Idylle und das Flair einer ehemaligen Industriegegend, lockt die Werbung. Bloß eine Floskel, was solls? Völlig Unrecht hat man nicht, und schließlich lebst du schon wer weiß wie lange hier, da solltest du die nähere Umgebung zumindest etwas kennen. Fahr einfach los, auf dem Rad siehst du allemal mehr als mit dem Auto und zu Fuß.

9.
Holland, zum Dritten
Eine echte Radfahrnation, wo jeder vierte mit dem Rad zur Arbeit fährt. In Deutschland undenkbar. Na ja, Holland ist ein kleines Land, in dem man zum Wohle der Radler frühzeitig vorausschauend gedacht und gehandelt hat. Flotte junge Leute auf flotten Rennrädern und breiten schnellen Pisten. Nach Geschlechtern getrennt fahren sie auch Wochentags in größeren Gruppen.
Zehn drahtige junge Frauen, die das Wochenende auf ihren modernen, feinen Rädern verbringen, mit uns im Hotel. Wir machen das öfter! Richtige Rennmaschinen fahren sie. Am Abend kommen sie nach einem verregneten Tag weit nach uns an, frisch und munter. Am nächsten Morgen, ziemlich zeitig, kurz mal winken, zischen sie schon wieder los. Ihre Etappen mindestens doppelt so lang wie unsere.
Dagegen hier bei uns an Rhein, Lippe, Ruhr? Kleinteilig, eng. Ungemütlich, mitunter gefährlich. Und alles stockt. Ein Herz für Radfahrer, was, bitteschön, soll das denn sein? Endlose Rotphasen an tausend Ampeln, während der Autoverkehr rollt und rollt. Oder nebenan stockt und du strampelst weiter. Dankbar musst du sein, wenn sie so gnädig waren und mal einen Bordstein abgesenkt haben für dich. Ansonsten Ecken und Kanten, Hückel, Holperstellen, enge Kurven, schon wieder Stopp.

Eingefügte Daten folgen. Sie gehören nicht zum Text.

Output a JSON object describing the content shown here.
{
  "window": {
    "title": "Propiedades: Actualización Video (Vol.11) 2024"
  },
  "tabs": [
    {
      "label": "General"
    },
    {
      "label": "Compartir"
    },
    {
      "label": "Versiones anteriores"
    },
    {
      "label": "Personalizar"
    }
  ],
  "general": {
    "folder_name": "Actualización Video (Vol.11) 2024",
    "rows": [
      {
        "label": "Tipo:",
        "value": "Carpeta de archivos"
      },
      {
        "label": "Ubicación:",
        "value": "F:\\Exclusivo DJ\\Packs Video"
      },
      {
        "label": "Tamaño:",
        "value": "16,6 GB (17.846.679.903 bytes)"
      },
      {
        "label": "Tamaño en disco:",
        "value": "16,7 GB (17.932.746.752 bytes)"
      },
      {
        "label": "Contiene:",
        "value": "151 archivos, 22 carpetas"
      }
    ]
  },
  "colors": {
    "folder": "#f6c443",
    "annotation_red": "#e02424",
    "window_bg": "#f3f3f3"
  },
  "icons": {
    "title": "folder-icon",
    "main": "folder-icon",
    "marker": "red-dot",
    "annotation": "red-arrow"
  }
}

Wenn es nur ein hochstehender Gullydeckel ist, den umrundest du locker. Reibungslos voran aber kommst du nirgends. Im platten Münsterland vielleicht, oder am Niederrhein zwischen Wesel und Emmerich. Aber das ist fast schon wieder Holland. Komm, lass uns Lakritze kaufen, Kibbelings und Pommes essen. Nicht schon wieder, Amsterdam für Biker sowas von eng, da fährst du besser mit dem Boot. Schön radeln kannst du auch bei uns. Wir bauen eine neue Radautobahn, taghell beleuchtet, Ladestationen überall, durch das ganze Ruhrgebiet. Fahren derweil über alte Zechenbahntrassen. Wassergebundene Decke, schlammig und matschig nach Regen, saharatrocken im Sommer. Die Gegend bestaunen.

10.
Auch mal am Kanal entlang
Obwohl das mitunter langweilig ist. Pure Einförmigkeit, der Weg ausgefahren, schlecht geschottert. Der letzte Starkregen hat alles weggespült, grobe spitze Steine freigelegt. Da vorne ist gesperrt, die Autobahnbrücke wird neu gemacht.

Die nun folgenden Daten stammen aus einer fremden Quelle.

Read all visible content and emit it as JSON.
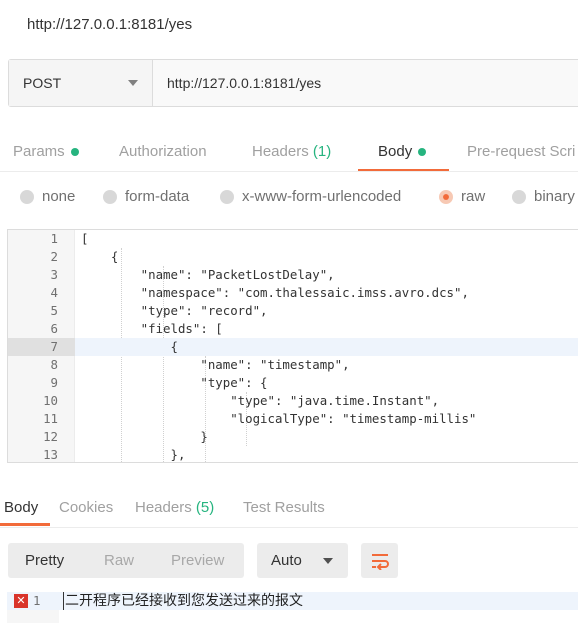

Mal über die frisch asphaltierte Trasse von Königsborn bis Welver. Brombeerranken von rechts und links, wollen sich ihr verlorenes Areal rasch wiederholen. Kurbad Königsborn zu Kaisers Zeiten, als ganze Sonderzüge von Dortmund kamen. Naherholung am Gradierwerk. Am Unnaer Tierheim geht es weiter, nach Süden der Blick auf den Haarstrang. Davor der Hellweg, alte Heerstraße, nicht erst seit Napoleon. Vor dem alten Lenningser Bahnhof stand mal der Pullmanwagen der englischen Queen auf den Gleisen, Zwischenstopp beim Besuch der königlichen Truppen. Alte Nazi-Parolen oben im Giebel, Räder müssen rollen für den Sieg, rasch notdürftig überpinselt. Auch später immer noch sichtbar, wenn du genauer schautest.
Emscher und Lippe, Ruhr, Ems und Weser. Flussradwege haben etwas Besonderes, sind nicht umsonst ziemlich beliebt. Dann tun sie gleich so, als sei man in der berühmten italienischen Lagunenstadt. Kanäle und Brücken. Westfälisches Venedig, wo denn nun? In Lippstadt oder in Datteln? Das Schiffshebewerk Henrichenburg kann ich empfehlen.
An den Ruhrtalradweg dachte damals keiner. Der Bergmann und Schriftsteller Max von der Grün, nach dem Krieg aus Franken ins Ruhrgebiet gekommen, interessierte sich für seine neue westfälische Heimat. Alles Leben kommt aus dem Wasser lautet der Titel seines detailreichen, ausführlichen Reiseberichts über die Ruhr. Nein, mit dem Fahrrad ist er das namensgebende Flüsschen nicht entlanggefahren, mit dem Moped hat er sich irgendwann in den sechziger, frühen siebziger Jahren aufgemacht vom sauerländischen Winterberg nach Duisburg-Ruhrort. Immer nahe der Ruhr konnte er nicht bleiben, häufig endete sein Weg in einer Sackgasse, vor dem Gatter einer Viehweide beispielsweise, oder führte zwischen den Feldern einfach nicht mehr weiter. Ein bemerkenswertes Zeitdokument, sein Bericht, der Aufschlüsse gibt über eine Arbeitsregion zwischen Industrie- und Bauernland.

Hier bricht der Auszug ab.